Medicare, in turn, relies on its own files and on information supplied by beneficiaries and the drug plans in which they enroll. Drug plans often must contact beneficiaries to resolve discrepancies in data compiled by the two federal agencies.

Social Security and Medicare officials said they were working hard to solve the problems, which Dr. McClellan cataloged in a recent letter to Commissioner Barnhart. 

“In the past,” Dr. McClellan wrote, “my staff has felt that significant concerns they have expressed have not been taken into account by Social Security.” For example, he said, Social Security officials established “technical details of the data exchange” in 2004 without fully considering requirements of the new law or concerns expressed by Medicare officials at the time. 

In his letter, Dr. McClellan complained about “the unnecessary complexity” of the system devised by Social Security, which performs “more than 40 edits” on each transaction requested for a Medicare beneficiary.

Ms. Disman defended these “quality checks,” saying: “We may have information that a person is in the ABC plan. Now Medicare tells us to withhold premiums for the XYZ plan. We have to verify that.”
Some Medicare beneficiaries change plans frequently, and drug plans are continually sending fresh information to Medicare. But in his letter to the Social Security Administration, Dr. McClellan said: “We have only been allowed to submit data to your systems for about 10 business days out of each month. Because of your system design, S.S.A. will not process transactions outside of that window.”

Constance S. Beskind, 80, of Westport, Conn., said it had taken her five months to get Social Security to stop withholding premiums for her drug coverage, provided by Humana. “It was a nuisance,” said Ms. Beskind, who takes drugs for osteoporosis and high blood pressure. Humana told her that Social Security was responsible for the problem, she recalled.

In Craigsville, W.Va., Alma L. Boggs, a 55-year-old nurse who is on Medicare because of a disability, had the opposite problem. Social Security stopped withholding her premiums with no explanation.

“I have yet to learn why they stopped,” said Miss Boggs, who takes 10 prescription drugs. “When I called the local Social Security office, the operator would not discuss it.
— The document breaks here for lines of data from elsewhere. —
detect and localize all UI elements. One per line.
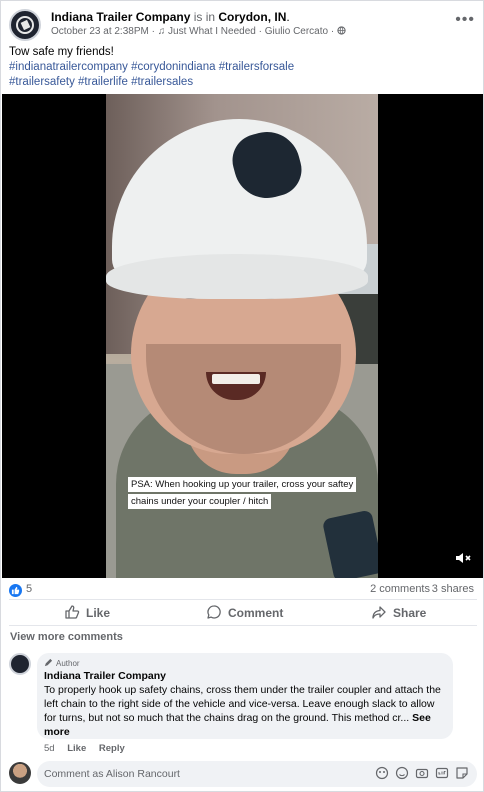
share-count[interactable]: 3 shares [432, 583, 474, 595]
reaction-count[interactable]: 5 [26, 583, 32, 595]
mute-icon[interactable] [453, 548, 473, 568]
comment-label: Comment [228, 606, 284, 620]
like-button[interactable]: Like [64, 603, 110, 623]
like-reaction-icon[interactable] [9, 584, 22, 597]
video-frame: PSA: When hooking up your trailer, cross… [106, 94, 378, 578]
divider [9, 599, 477, 600]
is-in-text: is in [190, 10, 219, 24]
post-meta: October 23 at 2:38PM · ♫ Just What I Nee… [51, 26, 346, 37]
share-label: Share [393, 606, 427, 620]
comment-button[interactable]: Comment [206, 603, 283, 623]
sticker-icon[interactable] [455, 766, 469, 780]
post-header: Indiana Trailer Company is in Corydon, I… [9, 9, 477, 41]
emoji-icon[interactable] [395, 766, 409, 780]
post-card: Indiana Trailer Company is in Corydon, I… [0, 0, 484, 792]
comment-bubble: Author Indiana Trailer Company To proper… [37, 653, 453, 739]
camera-icon[interactable] [415, 766, 429, 780]
globe-icon [337, 26, 346, 37]
share-button[interactable]: Share [371, 603, 426, 623]
comment-reply-button[interactable]: Reply [99, 743, 125, 754]
share-icon [371, 604, 393, 623]
post-title: Indiana Trailer Company is in Corydon, I… [51, 10, 290, 24]
author-badge-label: Author [56, 659, 80, 668]
post-stats: 5 2 comments 3 shares [9, 583, 477, 599]
meta-separator: · [148, 26, 158, 37]
post-date[interactable]: October 23 at 2:38PM [51, 26, 149, 37]
song-link[interactable]: Just What I Needed · Giulio Cercato · [165, 26, 337, 37]
commenter-name[interactable]: Indiana Trailer Company [44, 670, 446, 682]
video-overlay-text: PSA: When hooking up your trailer, cross… [128, 476, 358, 510]
page-name-link[interactable]: Indiana Trailer Company [51, 10, 190, 24]
comment-text: To properly hook up safety chains, cross… [44, 684, 441, 738]
author-badge: Author [44, 658, 446, 669]
comment-like-button[interactable]: Like [67, 743, 86, 754]
pencil-icon [44, 658, 56, 669]
comment-meta: 5d Like Reply [44, 743, 135, 754]
location-suffix: . [286, 10, 290, 24]
comment-input-placeholder: Comment as Alison Rancourt [44, 768, 180, 780]
comment-input-tools [369, 766, 469, 780]
view-more-comments-link[interactable]: View more comments [10, 631, 123, 643]
avatar-sticker-icon[interactable] [375, 766, 389, 780]
post-caption: Tow safe my friends! #indianatrailercomp… [9, 45, 477, 90]
comment-input[interactable]: Comment as Alison Rancourt [37, 761, 477, 787]
comment-icon [206, 604, 228, 623]
like-label: Like [86, 606, 111, 620]
location-link[interactable]: Corydon, IN [218, 10, 286, 24]
current-user-avatar[interactable] [9, 762, 31, 784]
hashtags-line-1[interactable]: #indianatrailercompany #corydonindiana #… [9, 60, 477, 75]
page-avatar-icon[interactable] [9, 9, 41, 41]
more-icon[interactable]: ••• [455, 12, 475, 28]
comment-count[interactable]: 2 comments [370, 583, 430, 595]
video-player[interactable]: PSA: When hooking up your trailer, cross… [2, 94, 483, 578]
gif-icon[interactable] [435, 766, 449, 780]
comment-age[interactable]: 5d [44, 743, 55, 754]
action-bar: Like Comment Share [9, 601, 477, 623]
caption-text: Tow safe my friends! [9, 46, 114, 58]
hashtags-line-2[interactable]: #trailersafety #trailerlife #trailersale… [9, 75, 477, 90]
thumbs-up-icon [64, 604, 86, 623]
commenter-avatar[interactable] [9, 653, 31, 675]
divider [9, 625, 477, 626]
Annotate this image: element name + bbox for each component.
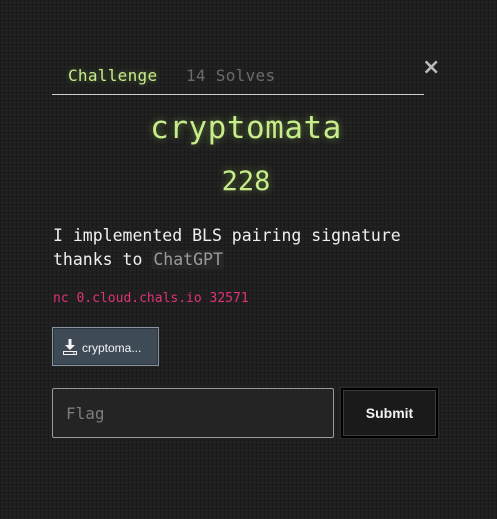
challenge-description: I implemented BLS pairing signature than… (53, 224, 433, 272)
challenge-title: cryptomata (150, 110, 342, 146)
challenge-modal: Challenge 14 Solves × cryptomata 228 I i… (0, 0, 497, 519)
challenge-points: 228 (221, 166, 271, 197)
file-download-button[interactable]: cryptoma... (52, 327, 159, 366)
tab-bar: Challenge 14 Solves (52, 62, 424, 95)
description-text: I implemented BLS pairing signature than… (53, 226, 401, 269)
connection-info: nc 0.cloud.chals.io 32571 (53, 291, 249, 306)
submit-button[interactable]: Submit (341, 388, 438, 438)
tab-solves[interactable]: 14 Solves (186, 66, 275, 85)
close-icon[interactable]: × (422, 57, 440, 79)
file-name: cryptoma... (82, 341, 142, 355)
tab-challenge[interactable]: Challenge (68, 66, 157, 85)
flag-input[interactable] (52, 388, 334, 438)
download-icon (63, 339, 77, 355)
description-link[interactable]: ChatGPT (152, 250, 224, 269)
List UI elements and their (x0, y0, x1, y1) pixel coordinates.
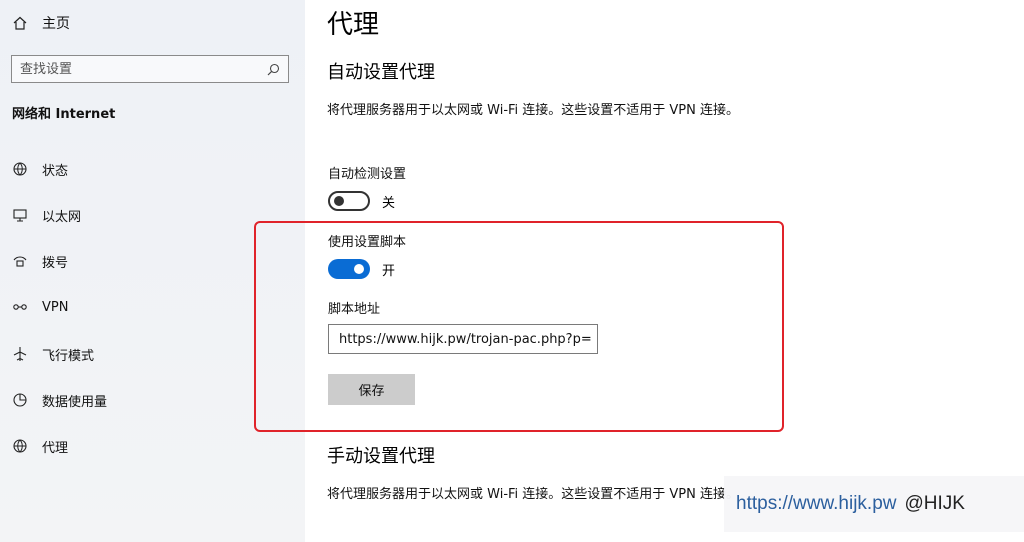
status-globe-icon (13, 162, 27, 176)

She told me to call Humana. The company told me that Social Security quit paying the premiums on its own. It’s been a mess.”

Federal officials have discovered four types of problems. 

Some beneficiaries asked that premiums be withheld from their Social Security checks, but the government did not act on the requests, so beneficiaries owe several months of premiums. In other cases, Social Security continued to withhold premiums after beneficiaries told the government to stop the deductions. In some cases, the government withheld premiums but failed to send the money to insurers, as it was supposed to do. Finally, some beneficiaries who switched plans are still having premiums for the original plan withheld.

In a bulletin to insurers, the administration described the situation: “When a beneficiary changes plans, Medicare sends the updated request to Social Security. In some cases, these requests were not accepted due to data differences. As a result, some beneficiaries are seeing inaccurate premiums being withheld from their Social Security payments.”

In late August, the administration notified tens of thousands of beneficiaries that they had received improper refunds of premiums and would have to return the money to the government. The letters said the problem had resulted from “a processing error” in Medicare computers.

Officials at the Centers for Medicare and Medicaid Services developed a “strategic communications plan” to play down the mistake.

“Our messaging will strive to maintain public confidence in C.M.S. and its systems, despite the recent error, and to deter any negative generalizations about Medicare or the Part D program,” which covers prescription drugs, the plan said.